The whole family was stunned. Little Bobby had just slapped his mother across the face, right in front of everyone. The act was violent, and clearly violated established household rules.
“That’s it, you’re getting a spanking!” exclaimed dad.
“No wait,” said mom. “We can’t stop violence with violence. Maybe we should just ground him.”
Dad wondered if maybe she was right, and called in the other children for advice. Bobby’s older sister said justice required that Bobby receive a slap in the face (and volunteered to administer it). Fearing precedent, two younger siblings all voted for no punishment whatsoever. Bobby’s twin brother Billy claimed Bobby had not slapped anyone at all, and threatened to slap the whole family if they punished Bobby.

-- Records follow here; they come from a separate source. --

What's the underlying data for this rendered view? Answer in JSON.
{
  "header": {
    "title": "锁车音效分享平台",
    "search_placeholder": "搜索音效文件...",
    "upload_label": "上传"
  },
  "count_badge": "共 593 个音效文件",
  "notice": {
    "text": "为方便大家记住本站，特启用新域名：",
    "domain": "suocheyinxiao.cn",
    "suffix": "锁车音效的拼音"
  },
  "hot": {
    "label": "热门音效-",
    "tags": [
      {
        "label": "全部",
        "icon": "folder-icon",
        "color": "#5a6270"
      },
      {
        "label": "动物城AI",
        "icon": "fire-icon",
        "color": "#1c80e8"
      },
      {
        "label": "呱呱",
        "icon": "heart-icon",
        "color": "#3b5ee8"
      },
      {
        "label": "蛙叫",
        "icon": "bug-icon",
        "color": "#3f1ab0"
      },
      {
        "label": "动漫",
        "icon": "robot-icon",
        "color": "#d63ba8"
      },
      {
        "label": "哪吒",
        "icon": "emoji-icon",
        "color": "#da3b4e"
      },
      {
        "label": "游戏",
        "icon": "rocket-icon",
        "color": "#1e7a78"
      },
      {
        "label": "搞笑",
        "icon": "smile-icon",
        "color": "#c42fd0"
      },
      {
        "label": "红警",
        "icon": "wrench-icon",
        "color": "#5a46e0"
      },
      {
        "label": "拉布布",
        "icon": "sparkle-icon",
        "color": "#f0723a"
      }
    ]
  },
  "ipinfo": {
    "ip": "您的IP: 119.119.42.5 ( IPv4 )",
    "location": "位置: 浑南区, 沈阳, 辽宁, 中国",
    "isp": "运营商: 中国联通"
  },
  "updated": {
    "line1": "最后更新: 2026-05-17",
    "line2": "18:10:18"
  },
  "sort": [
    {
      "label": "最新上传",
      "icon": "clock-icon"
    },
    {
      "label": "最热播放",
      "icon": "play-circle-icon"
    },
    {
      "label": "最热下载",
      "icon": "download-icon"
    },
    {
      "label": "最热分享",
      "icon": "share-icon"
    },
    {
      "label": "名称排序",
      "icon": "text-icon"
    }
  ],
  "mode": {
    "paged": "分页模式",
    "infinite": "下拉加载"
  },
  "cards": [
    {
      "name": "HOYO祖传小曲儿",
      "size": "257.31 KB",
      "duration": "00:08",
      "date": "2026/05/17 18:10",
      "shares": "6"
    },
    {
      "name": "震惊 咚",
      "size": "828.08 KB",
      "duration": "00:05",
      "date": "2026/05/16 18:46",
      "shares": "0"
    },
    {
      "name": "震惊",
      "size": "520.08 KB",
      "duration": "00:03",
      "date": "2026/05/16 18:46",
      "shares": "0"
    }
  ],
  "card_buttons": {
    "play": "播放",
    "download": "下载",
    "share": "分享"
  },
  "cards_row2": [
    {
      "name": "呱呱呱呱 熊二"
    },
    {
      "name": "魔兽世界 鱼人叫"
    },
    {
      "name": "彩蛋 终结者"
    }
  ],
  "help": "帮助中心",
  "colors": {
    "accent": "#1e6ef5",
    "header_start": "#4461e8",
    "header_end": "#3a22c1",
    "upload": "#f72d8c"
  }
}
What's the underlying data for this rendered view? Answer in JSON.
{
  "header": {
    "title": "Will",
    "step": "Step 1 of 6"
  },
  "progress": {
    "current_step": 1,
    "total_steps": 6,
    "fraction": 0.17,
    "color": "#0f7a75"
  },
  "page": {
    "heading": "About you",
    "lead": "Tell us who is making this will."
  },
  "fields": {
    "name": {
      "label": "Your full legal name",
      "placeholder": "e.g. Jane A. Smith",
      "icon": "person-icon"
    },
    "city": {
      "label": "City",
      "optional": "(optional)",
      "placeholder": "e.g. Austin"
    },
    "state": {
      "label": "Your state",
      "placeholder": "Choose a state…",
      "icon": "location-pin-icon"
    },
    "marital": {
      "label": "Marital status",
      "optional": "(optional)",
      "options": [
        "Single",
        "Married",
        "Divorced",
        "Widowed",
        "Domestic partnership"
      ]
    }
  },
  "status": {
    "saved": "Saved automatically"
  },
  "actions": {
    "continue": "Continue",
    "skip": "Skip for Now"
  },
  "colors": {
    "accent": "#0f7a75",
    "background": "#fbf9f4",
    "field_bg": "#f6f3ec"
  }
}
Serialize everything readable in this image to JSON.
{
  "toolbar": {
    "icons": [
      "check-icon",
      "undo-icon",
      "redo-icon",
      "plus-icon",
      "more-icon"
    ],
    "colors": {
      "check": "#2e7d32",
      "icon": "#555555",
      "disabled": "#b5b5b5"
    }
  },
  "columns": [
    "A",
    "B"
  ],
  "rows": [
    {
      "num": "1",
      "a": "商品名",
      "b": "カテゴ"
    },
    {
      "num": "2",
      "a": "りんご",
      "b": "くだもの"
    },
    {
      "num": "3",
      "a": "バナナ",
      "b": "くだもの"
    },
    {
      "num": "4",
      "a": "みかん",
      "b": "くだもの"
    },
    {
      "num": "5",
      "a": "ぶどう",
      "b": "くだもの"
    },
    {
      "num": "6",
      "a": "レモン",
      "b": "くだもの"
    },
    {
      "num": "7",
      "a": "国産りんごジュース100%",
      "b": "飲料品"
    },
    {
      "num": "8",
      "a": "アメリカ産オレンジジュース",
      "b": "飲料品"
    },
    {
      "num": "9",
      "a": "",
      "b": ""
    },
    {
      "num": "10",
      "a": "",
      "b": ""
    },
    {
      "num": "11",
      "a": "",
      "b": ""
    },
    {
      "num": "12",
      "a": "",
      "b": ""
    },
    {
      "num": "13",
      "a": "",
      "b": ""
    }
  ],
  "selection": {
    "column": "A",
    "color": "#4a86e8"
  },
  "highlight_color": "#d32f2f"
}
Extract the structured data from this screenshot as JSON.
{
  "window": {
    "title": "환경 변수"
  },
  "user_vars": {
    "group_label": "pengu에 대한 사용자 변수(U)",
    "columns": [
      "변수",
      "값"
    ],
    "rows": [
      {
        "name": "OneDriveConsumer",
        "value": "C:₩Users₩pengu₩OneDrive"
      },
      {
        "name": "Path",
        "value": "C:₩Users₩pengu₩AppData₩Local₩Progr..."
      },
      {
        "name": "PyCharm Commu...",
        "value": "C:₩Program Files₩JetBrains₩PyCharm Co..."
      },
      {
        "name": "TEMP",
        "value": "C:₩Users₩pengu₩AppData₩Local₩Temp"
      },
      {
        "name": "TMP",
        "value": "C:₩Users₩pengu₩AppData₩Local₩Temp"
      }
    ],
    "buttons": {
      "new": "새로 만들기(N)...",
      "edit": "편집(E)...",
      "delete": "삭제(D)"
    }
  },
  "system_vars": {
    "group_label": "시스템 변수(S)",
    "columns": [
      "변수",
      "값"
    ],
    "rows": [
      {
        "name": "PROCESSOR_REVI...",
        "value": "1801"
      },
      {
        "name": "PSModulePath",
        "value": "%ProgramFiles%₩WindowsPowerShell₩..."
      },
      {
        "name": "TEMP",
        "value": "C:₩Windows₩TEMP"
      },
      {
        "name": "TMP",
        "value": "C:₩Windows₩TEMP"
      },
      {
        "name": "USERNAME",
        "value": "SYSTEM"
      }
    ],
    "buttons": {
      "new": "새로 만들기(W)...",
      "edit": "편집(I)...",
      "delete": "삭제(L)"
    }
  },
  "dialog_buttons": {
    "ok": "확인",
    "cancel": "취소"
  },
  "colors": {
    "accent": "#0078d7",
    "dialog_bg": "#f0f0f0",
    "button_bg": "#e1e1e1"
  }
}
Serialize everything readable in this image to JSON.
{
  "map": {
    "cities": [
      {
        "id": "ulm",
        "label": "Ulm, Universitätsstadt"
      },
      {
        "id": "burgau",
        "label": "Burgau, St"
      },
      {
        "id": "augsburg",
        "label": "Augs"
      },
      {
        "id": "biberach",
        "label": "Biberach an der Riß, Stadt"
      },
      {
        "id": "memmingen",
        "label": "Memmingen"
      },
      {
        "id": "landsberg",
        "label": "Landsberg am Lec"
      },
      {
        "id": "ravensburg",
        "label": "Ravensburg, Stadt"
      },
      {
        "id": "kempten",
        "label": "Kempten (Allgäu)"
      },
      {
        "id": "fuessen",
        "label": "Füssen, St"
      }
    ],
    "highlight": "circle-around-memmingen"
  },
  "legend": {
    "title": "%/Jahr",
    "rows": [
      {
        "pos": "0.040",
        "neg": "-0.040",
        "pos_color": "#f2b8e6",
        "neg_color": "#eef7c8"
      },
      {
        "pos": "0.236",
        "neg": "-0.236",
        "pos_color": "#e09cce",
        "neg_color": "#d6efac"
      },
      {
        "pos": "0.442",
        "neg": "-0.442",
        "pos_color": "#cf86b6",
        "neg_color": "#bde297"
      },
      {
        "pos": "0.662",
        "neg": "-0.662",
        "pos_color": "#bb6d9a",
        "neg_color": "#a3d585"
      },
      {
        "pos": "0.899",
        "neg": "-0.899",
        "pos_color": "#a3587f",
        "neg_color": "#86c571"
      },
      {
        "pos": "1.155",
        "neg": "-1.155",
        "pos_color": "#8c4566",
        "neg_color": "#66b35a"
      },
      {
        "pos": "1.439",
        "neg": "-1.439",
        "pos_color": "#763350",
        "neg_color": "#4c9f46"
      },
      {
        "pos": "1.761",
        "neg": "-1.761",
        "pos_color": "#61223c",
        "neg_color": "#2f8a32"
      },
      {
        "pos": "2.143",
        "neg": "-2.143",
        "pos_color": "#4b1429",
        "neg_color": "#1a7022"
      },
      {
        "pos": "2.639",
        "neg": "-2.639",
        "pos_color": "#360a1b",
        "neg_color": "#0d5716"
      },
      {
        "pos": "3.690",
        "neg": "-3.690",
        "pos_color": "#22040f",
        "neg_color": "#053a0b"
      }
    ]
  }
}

Meanwhile, little Bobby watched.
With no consensus, mom and dad decided to sleep on it. The next day, discussions resumed and the neighbors were called in. The Jones family thought it was none of their business, the Smiths called for serious punishment, and the Millers threatened the Smiths.
One week later – after taking a telephone poll of the community – the parents finally made a decision. So what did they decide, and what was the result? It doesn’t matter. Bobby is still a brat, the other children don’t respect their parents, all the neighbors are angry at one another, and the whole town is confused.
Sometimes, there is no good response to a crisis. Sometimes a consensus can’t be reached. In such situations a good leader gets the best available information, considers advice from both sides, weighs the options, and takes decisive action. A good leader can handle criticism from opponents, and will take responsibility the consequences. A poor leader hates criticism and deflects blame. A poor leader equivocates, sends mixed signals, stalls for time, and looks for political cover.
The world is a messy place. We could use some leadership.